PHILADELPHIA – One Philadelphia plaintiff alleges Fiat Chrysler Automobiles broke a number of commerce regulations, when it sold him a new Jeep with technical issues unable to be remedied after five repair attempts on the part of the dealer.
Richard J. Huff Jr. filed suit in the Philadelphia County Court of Common Pleas on Aug. 25 versus FCA US, LLC of Auburn Hills, Mich.
On April 8, 2015, the plaintiff purchased a new 2015 Jeep Patriot at Family Chrysler Philadelphia, manufactured and warranted by the defendant, and both purchased and registered in Pennsylvania. The price of the vehicle was in excess of $25,103.16, including registration charges, document fees, sales tax, finance and bank charges, but excluding other collateral charges not specified yet defined by the Lemon Law.
Huff says he was provided a three-year, 36,000-mile warranty for the automobile, but learned the vehicle had mechanical difficulties, including the airbag, check engine, low tire pressure and TPMS lights illuminating unnecessarily.

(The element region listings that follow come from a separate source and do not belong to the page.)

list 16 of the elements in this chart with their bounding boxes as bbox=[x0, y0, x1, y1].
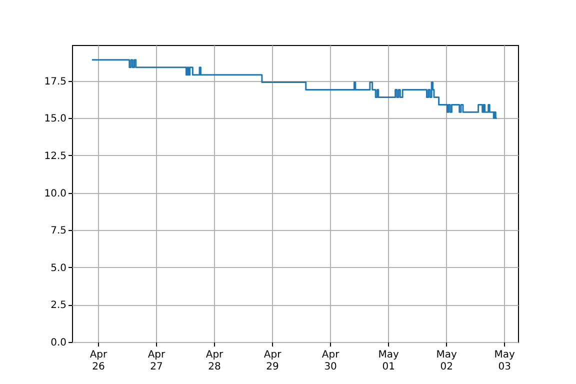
y-tick-label: 0.0 bbox=[50, 338, 66, 348]
x-tick-label: Apr 26 bbox=[90, 350, 108, 372]
y-tick-label: 15.0 bbox=[44, 114, 66, 125]
x-tick-label: Apr 28 bbox=[206, 350, 224, 372]
y-tick-label: 2.5 bbox=[50, 300, 66, 312]
x-tick-label: Apr 30 bbox=[322, 350, 340, 372]
y-tick-label: 5.0 bbox=[50, 262, 66, 274]
y-tick-label: 17.5 bbox=[44, 76, 66, 88]
y-tick-label: 10.0 bbox=[44, 188, 66, 200]
x-tick-label: Apr 27 bbox=[148, 350, 166, 372]
x-tick-label: May 03 bbox=[494, 350, 516, 372]
y-tick-label: 12.5 bbox=[44, 150, 66, 162]
y-tick-label: 7.5 bbox=[50, 226, 66, 237]
x-tick-label: May 01 bbox=[378, 350, 399, 372]
x-tick-label: May 02 bbox=[436, 350, 457, 372]
x-tick-label: Apr 29 bbox=[264, 350, 282, 372]
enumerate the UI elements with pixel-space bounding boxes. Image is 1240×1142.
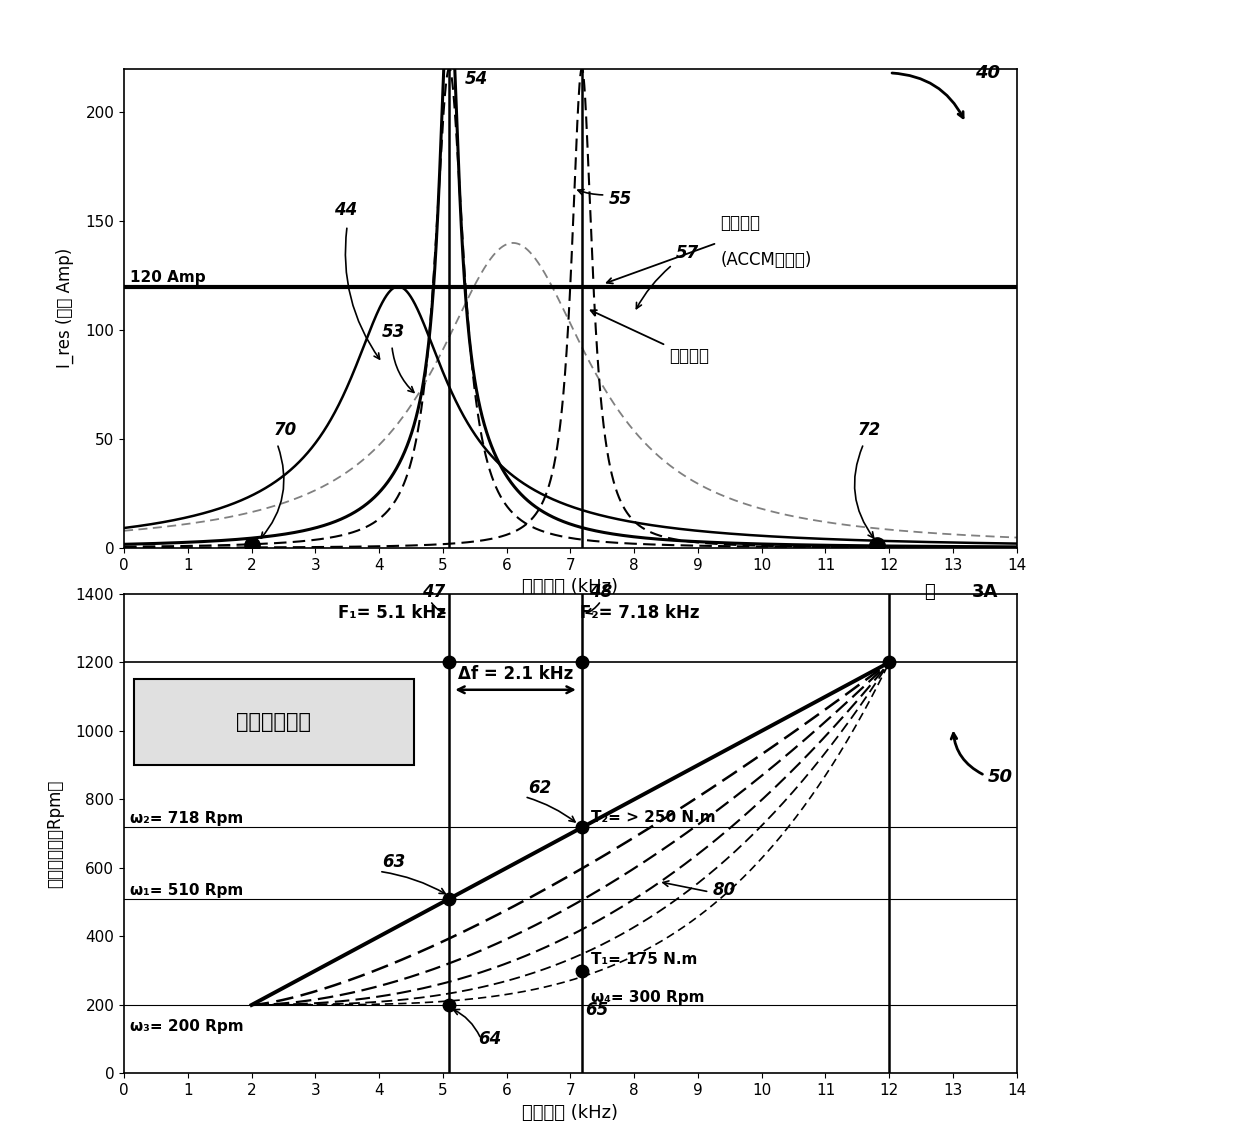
Text: 要避免的死区: 要避免的死区	[237, 713, 311, 732]
Text: 57: 57	[676, 244, 699, 263]
Text: 55: 55	[609, 190, 632, 208]
Text: 70: 70	[274, 420, 298, 439]
Y-axis label: 电动机速度（Rpm）: 电动机速度（Rpm）	[47, 780, 64, 887]
Text: F₂= 7.18 kHz: F₂= 7.18 kHz	[579, 604, 699, 622]
Text: F₁= 5.1 kHz: F₁= 5.1 kHz	[339, 604, 445, 622]
Text: ω₃= 200 Rpm: ω₃= 200 Rpm	[130, 1019, 244, 1034]
Text: 47: 47	[422, 584, 445, 602]
Text: 44: 44	[335, 201, 357, 218]
Text: ω₂= 718 Rpm: ω₂= 718 Rpm	[130, 811, 243, 827]
Text: ω₄= 300 Rpm: ω₄= 300 Rpm	[591, 989, 706, 1005]
Text: 3A: 3A	[972, 584, 998, 602]
Text: 最大电流: 最大电流	[720, 214, 760, 232]
Text: 40: 40	[976, 64, 1001, 82]
Text: 120 Amp: 120 Amp	[130, 271, 206, 286]
Text: 62: 62	[528, 779, 551, 797]
Text: (ACCM帽电流): (ACCM帽电流)	[720, 251, 812, 270]
Y-axis label: I_res (峰値 Amp): I_res (峰値 Amp)	[56, 248, 74, 369]
FancyBboxPatch shape	[134, 679, 414, 765]
Text: 53: 53	[382, 323, 405, 340]
Text: T₁= 175 N.m: T₁= 175 N.m	[591, 951, 698, 967]
Text: 65: 65	[585, 1002, 609, 1020]
Text: ω₁= 510 Rpm: ω₁= 510 Rpm	[130, 883, 243, 898]
Text: 谐振区域: 谐振区域	[670, 347, 709, 365]
Text: 72: 72	[857, 420, 880, 439]
Text: 63: 63	[382, 853, 405, 871]
Text: 64: 64	[477, 1030, 501, 1048]
Text: T₂= > 250 N.m: T₂= > 250 N.m	[591, 811, 715, 826]
Text: 54: 54	[465, 70, 489, 88]
Text: 50: 50	[988, 769, 1013, 787]
Text: 图: 图	[924, 584, 935, 602]
X-axis label: 谐振频率 (kHz): 谐振频率 (kHz)	[522, 579, 619, 596]
Text: 48: 48	[589, 584, 613, 602]
Text: 80: 80	[713, 880, 735, 899]
X-axis label: 开关频率 (kHz): 开关频率 (kHz)	[522, 1104, 619, 1121]
Text: Δf = 2.1 kHz: Δf = 2.1 kHz	[458, 666, 573, 684]
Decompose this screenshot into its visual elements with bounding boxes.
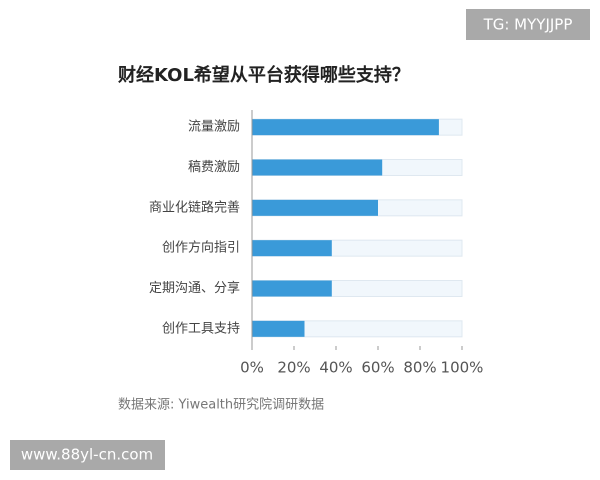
source-note: 数据来源: Yiwealth研究院调研数据 <box>118 398 324 413</box>
watermark: TG: MYYJJPP <box>483 16 573 34</box>
bar <box>252 159 383 176</box>
watermark-box <box>466 9 590 40</box>
bar <box>252 199 378 216</box>
bar <box>252 240 332 257</box>
y-tick-label: 稿费激励 <box>188 159 240 175</box>
y-tick-label: 流量激励 <box>188 120 240 135</box>
x-tick-label: 100% <box>441 359 484 377</box>
y-tick-label: 商业化链路完善 <box>149 199 240 215</box>
bar <box>252 280 332 297</box>
y-tick-label: 定期沟通、分享 <box>149 280 240 296</box>
x-tick-label: 0% <box>240 359 264 377</box>
watermark-box <box>10 440 165 470</box>
x-tick-label: 60% <box>361 359 394 377</box>
x-tick-label: 80% <box>403 359 436 377</box>
y-tick-label: 创作工具支持 <box>162 321 240 336</box>
chart-title: 财经KOL希望从平台获得哪些支持？ <box>118 64 410 86</box>
y-tick-label: 创作方向指引 <box>162 240 240 256</box>
watermark: www.88yl-cn.com <box>21 446 153 464</box>
bar <box>252 119 439 136</box>
bar <box>252 320 305 337</box>
x-tick-label: 20% <box>277 359 310 377</box>
x-tick-label: 40% <box>319 359 352 377</box>
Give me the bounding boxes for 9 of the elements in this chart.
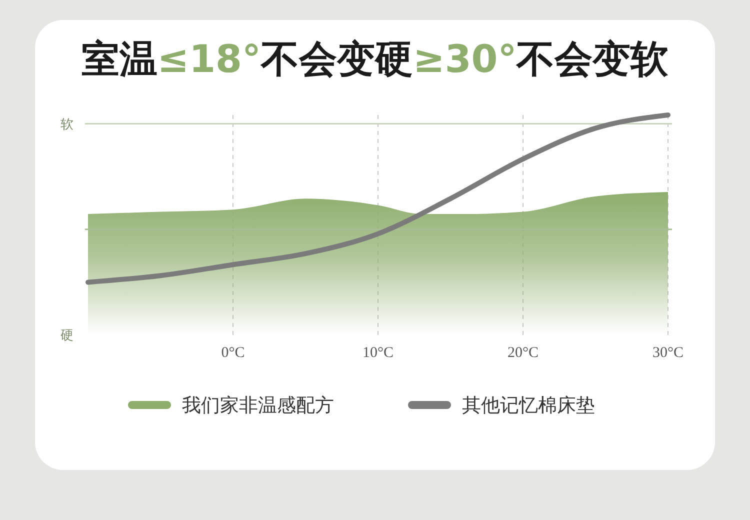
- chart-title: 室温≤18°不会变硬≥30°不会变软: [81, 37, 669, 81]
- x-tick-label: 30°C: [652, 345, 684, 361]
- text: 硬: [60, 328, 74, 344]
- x-tick-label: 20°C: [507, 345, 539, 361]
- x-tick-label: 0°C: [221, 345, 245, 361]
- legend-label: 我们家非温感配方: [182, 394, 334, 417]
- legend-label: 其他记忆棉床垫: [462, 394, 595, 417]
- x-tick-label: 10°C: [362, 345, 394, 361]
- ref-line-label: 软: [60, 117, 74, 132]
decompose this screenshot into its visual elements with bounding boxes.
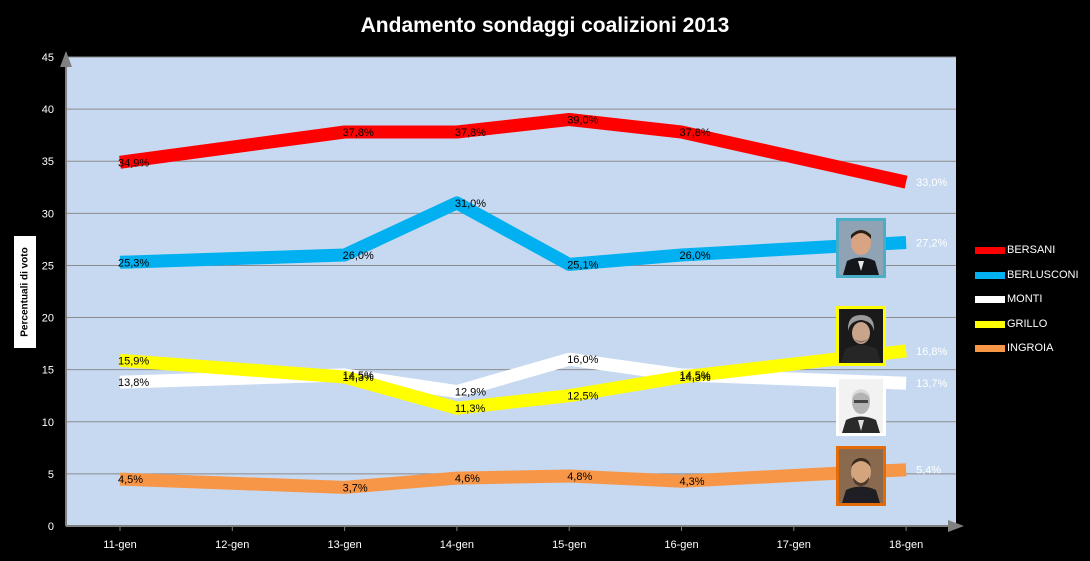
- y-axis-label: Percentuali di voto: [19, 247, 31, 337]
- legend-item-grillo: GRILLO: [975, 318, 1085, 343]
- data-label: 4,6%: [455, 473, 480, 485]
- y-tick-label: 40: [42, 104, 54, 116]
- legend-label: INGROIA: [1007, 342, 1054, 354]
- x-tick-label: 16-gen: [664, 539, 698, 551]
- data-label: 14,5%: [343, 370, 374, 382]
- data-label: 37,8%: [680, 127, 711, 139]
- berlusconi-portrait-icon: [836, 218, 886, 278]
- legend-swatch: [975, 271, 1005, 279]
- legend-swatch: [975, 320, 1005, 328]
- data-label: 12,9%: [455, 387, 486, 399]
- y-tick-label: 20: [42, 313, 54, 325]
- data-label: 37,8%: [455, 127, 486, 139]
- plot-area: [66, 57, 956, 526]
- legend: BERSANI BERLUSCONI MONTI GRILLO INGROIA: [975, 244, 1085, 367]
- data-label: 15,9%: [118, 355, 149, 367]
- legend-label: BERSANI: [1007, 244, 1056, 256]
- data-label: 13,7%: [916, 378, 947, 390]
- x-tick-label: 11-gen: [103, 539, 136, 551]
- series-line-bersani: [119, 113, 908, 189]
- monti-portrait-icon: [836, 376, 886, 436]
- x-tick-label: 17-gen: [777, 539, 811, 551]
- data-label: 16,8%: [916, 346, 947, 358]
- y-tick-label: 5: [48, 469, 54, 481]
- data-label: 4,3%: [680, 476, 705, 488]
- series-line-grillo: [119, 344, 907, 415]
- data-label: 14,5%: [680, 370, 711, 382]
- data-label: 31,0%: [455, 198, 486, 210]
- legend-label: BERLUSCONI: [1007, 268, 1079, 281]
- data-label: 13,8%: [118, 377, 149, 389]
- legend-swatch: [975, 296, 1005, 303]
- y-tick-label: 0: [48, 521, 54, 533]
- y-tick-label: 35: [42, 156, 54, 168]
- y-tick-label: 10: [42, 417, 54, 429]
- data-label: 25,3%: [118, 257, 149, 269]
- x-tick-label: 12-gen: [215, 539, 249, 551]
- data-label: 37,8%: [343, 127, 374, 139]
- legend-swatch: [975, 345, 1005, 352]
- data-label: 34,9%: [118, 157, 149, 169]
- legend-swatch: [975, 247, 1005, 254]
- data-label: 27,2%: [916, 238, 947, 250]
- legend-item-berlusconi: BERLUSCONI: [975, 269, 1085, 294]
- data-label: 14,3%: [343, 372, 374, 384]
- data-label: 39,0%: [567, 115, 598, 127]
- y-tick-label: 30: [42, 208, 54, 220]
- data-label: 3,7%: [343, 482, 368, 494]
- x-tick-label: 15-gen: [552, 539, 586, 551]
- data-label: 26,0%: [680, 250, 711, 262]
- chart-title: Andamento sondaggi coalizioni 2013: [360, 14, 730, 37]
- grillo-portrait-icon: [836, 306, 886, 366]
- data-label: 14,3%: [680, 372, 711, 384]
- data-label: 16,0%: [567, 354, 598, 366]
- legend-item-ingroia: INGROIA: [975, 342, 1085, 367]
- y-tick-label: 25: [42, 260, 54, 272]
- y-axis-arrow: [60, 51, 72, 67]
- data-label: 4,5%: [118, 474, 143, 486]
- x-axis-arrow: [948, 520, 964, 532]
- data-label: 5,4%: [916, 465, 941, 477]
- legend-label: MONTI: [1007, 293, 1043, 305]
- legend-item-monti: MONTI: [975, 293, 1085, 318]
- y-axis-label-box: Percentuali di voto: [14, 236, 36, 348]
- y-tick-label: 45: [42, 52, 54, 64]
- series-line-berlusconi: [119, 196, 907, 271]
- x-tick-label: 13-gen: [327, 539, 361, 551]
- data-label: 12,5%: [567, 391, 598, 403]
- data-label: 11,3%: [455, 403, 486, 415]
- legend-label: GRILLO: [1007, 317, 1048, 330]
- data-label: 33,0%: [916, 177, 947, 189]
- series-line-ingroia: [119, 463, 907, 494]
- legend-item-bersani: BERSANI: [975, 244, 1085, 269]
- data-label: 4,8%: [567, 471, 592, 483]
- x-tick-label: 18-gen: [889, 539, 923, 551]
- x-tick-label: 14-gen: [440, 539, 474, 551]
- y-tick-label: 15: [42, 365, 54, 377]
- ingroia-portrait-icon: [836, 446, 886, 506]
- data-label: 26,0%: [343, 250, 374, 262]
- data-label: 25,1%: [567, 259, 598, 271]
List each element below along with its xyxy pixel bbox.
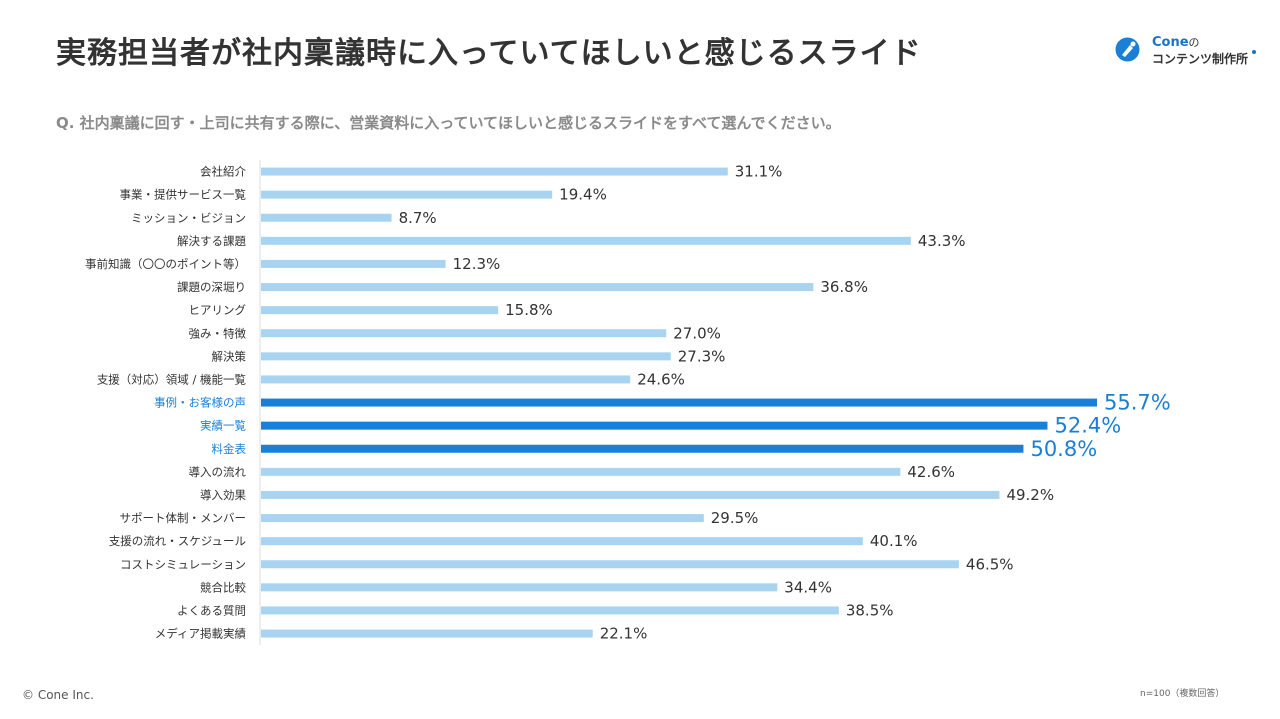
value-label: 36.8% bbox=[820, 278, 868, 296]
survey-question: Q. 社内稟議に回す・上司に共有する際に、営業資料に入っていてほしいと感じるスラ… bbox=[56, 114, 841, 132]
bar bbox=[261, 306, 499, 315]
value-label: 34.4% bbox=[784, 578, 832, 596]
bar bbox=[261, 560, 959, 569]
bar bbox=[261, 190, 553, 199]
category-label: 事例・お客様の声 bbox=[154, 396, 246, 410]
sample-note: n=100（複数回答） bbox=[1140, 689, 1225, 699]
value-label: 50.8% bbox=[1030, 437, 1097, 461]
value-label: 49.2% bbox=[1006, 486, 1054, 504]
value-label: 15.8% bbox=[505, 301, 553, 319]
copyright: © Cone Inc. bbox=[22, 688, 94, 702]
bar bbox=[261, 606, 839, 615]
bar bbox=[261, 236, 911, 245]
value-label: 24.6% bbox=[637, 370, 685, 388]
page-title: 実務担当者が社内稟議時に入っていてほしいと感じるスライド bbox=[56, 36, 922, 71]
bar bbox=[261, 537, 863, 546]
logo-brand-text: Coneの bbox=[1152, 35, 1200, 50]
value-label: 46.5% bbox=[966, 555, 1014, 573]
category-label: 課題の深堀り bbox=[177, 280, 246, 294]
value-label: 8.7% bbox=[399, 209, 437, 227]
value-label: 55.7% bbox=[1104, 391, 1171, 415]
category-label: 会社紹介 bbox=[200, 165, 246, 179]
category-label: 実績一覧 bbox=[200, 419, 246, 433]
bar bbox=[261, 444, 1024, 453]
bar bbox=[261, 283, 814, 292]
bar bbox=[261, 421, 1048, 430]
bar bbox=[261, 329, 667, 338]
bar bbox=[261, 213, 392, 222]
category-label: 導入効果 bbox=[200, 488, 246, 502]
logo-dot bbox=[1252, 50, 1256, 54]
value-label: 29.5% bbox=[711, 509, 759, 527]
bar-chart: 会社紹介 31.1% 事業・提供サービス一覧 19.4% ミッション・ビジョン 8.7% 解… bbox=[85, 160, 1171, 646]
cone-pen-icon bbox=[1115, 37, 1140, 62]
value-label: 40.1% bbox=[870, 532, 918, 550]
value-label: 38.5% bbox=[846, 601, 894, 619]
category-label: よくある質問 bbox=[177, 603, 246, 617]
value-label: 42.6% bbox=[907, 463, 955, 481]
bar bbox=[261, 583, 778, 592]
category-label: 解決する課題 bbox=[177, 234, 246, 248]
bar bbox=[261, 629, 593, 638]
category-label: ヒアリング bbox=[189, 303, 247, 317]
category-label: 事前知識（〇〇のポイント等） bbox=[85, 257, 246, 271]
bar bbox=[261, 259, 446, 268]
value-label: 52.4% bbox=[1054, 414, 1121, 438]
category-label: 競合比較 bbox=[200, 580, 246, 594]
category-label: 支援の流れ・スケジュール bbox=[109, 534, 246, 548]
logo-subtitle: コンテンツ制作所 bbox=[1152, 52, 1249, 66]
value-label: 43.3% bbox=[918, 232, 966, 250]
bar bbox=[261, 167, 728, 176]
value-label: 12.3% bbox=[453, 255, 501, 273]
value-label: 27.3% bbox=[678, 347, 726, 365]
category-label: 料金表 bbox=[212, 442, 247, 456]
bar bbox=[261, 375, 631, 384]
category-label: 導入の流れ bbox=[189, 465, 247, 479]
category-label: 解決策 bbox=[212, 349, 247, 363]
value-label: 19.4% bbox=[559, 186, 607, 204]
category-label: コストシミュレーション bbox=[120, 557, 246, 571]
value-label: 31.1% bbox=[735, 163, 783, 181]
category-label: サポート体制・メンバー bbox=[120, 511, 247, 525]
category-label: 支援（対応）領域 / 機能一覧 bbox=[97, 372, 246, 386]
brand-logo: Coneの コンテンツ制作所 bbox=[1115, 34, 1260, 68]
value-label: 27.0% bbox=[673, 324, 721, 342]
category-label: ミッション・ビジョン bbox=[131, 211, 246, 225]
category-label: メディア掲載実績 bbox=[155, 627, 247, 641]
category-label: 事業・提供サービス一覧 bbox=[120, 188, 247, 202]
value-label: 22.1% bbox=[600, 625, 648, 643]
bar bbox=[261, 514, 704, 523]
category-label: 強み・特徴 bbox=[189, 326, 247, 340]
bar bbox=[261, 467, 901, 476]
bar bbox=[261, 490, 1000, 499]
bar bbox=[261, 398, 1097, 407]
bar bbox=[261, 352, 671, 361]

Huff added the defendant’s authorized dealer had made five repair attempts to comply with its warranty and correct the aforementioned issues, but the attempts proved futile.
For alleged violation of the Pennsylvania Lemon Law, Magnuson-Moss Warranty Improvement Act and violation of Pennsylvania’s Unfair Trade Practices and Consumer Protection Law (UTPCPL), the plaintiff is seeking damages in an amount equal to the purchase price of the subject vehicle, collateral charges, incidental, consequential and treble damages, attorney’s fees and court costs, not in excess of $50,000.
The plaintiff is represented by Robert M. Silverman of Kimmel & Silverman, in Ambler.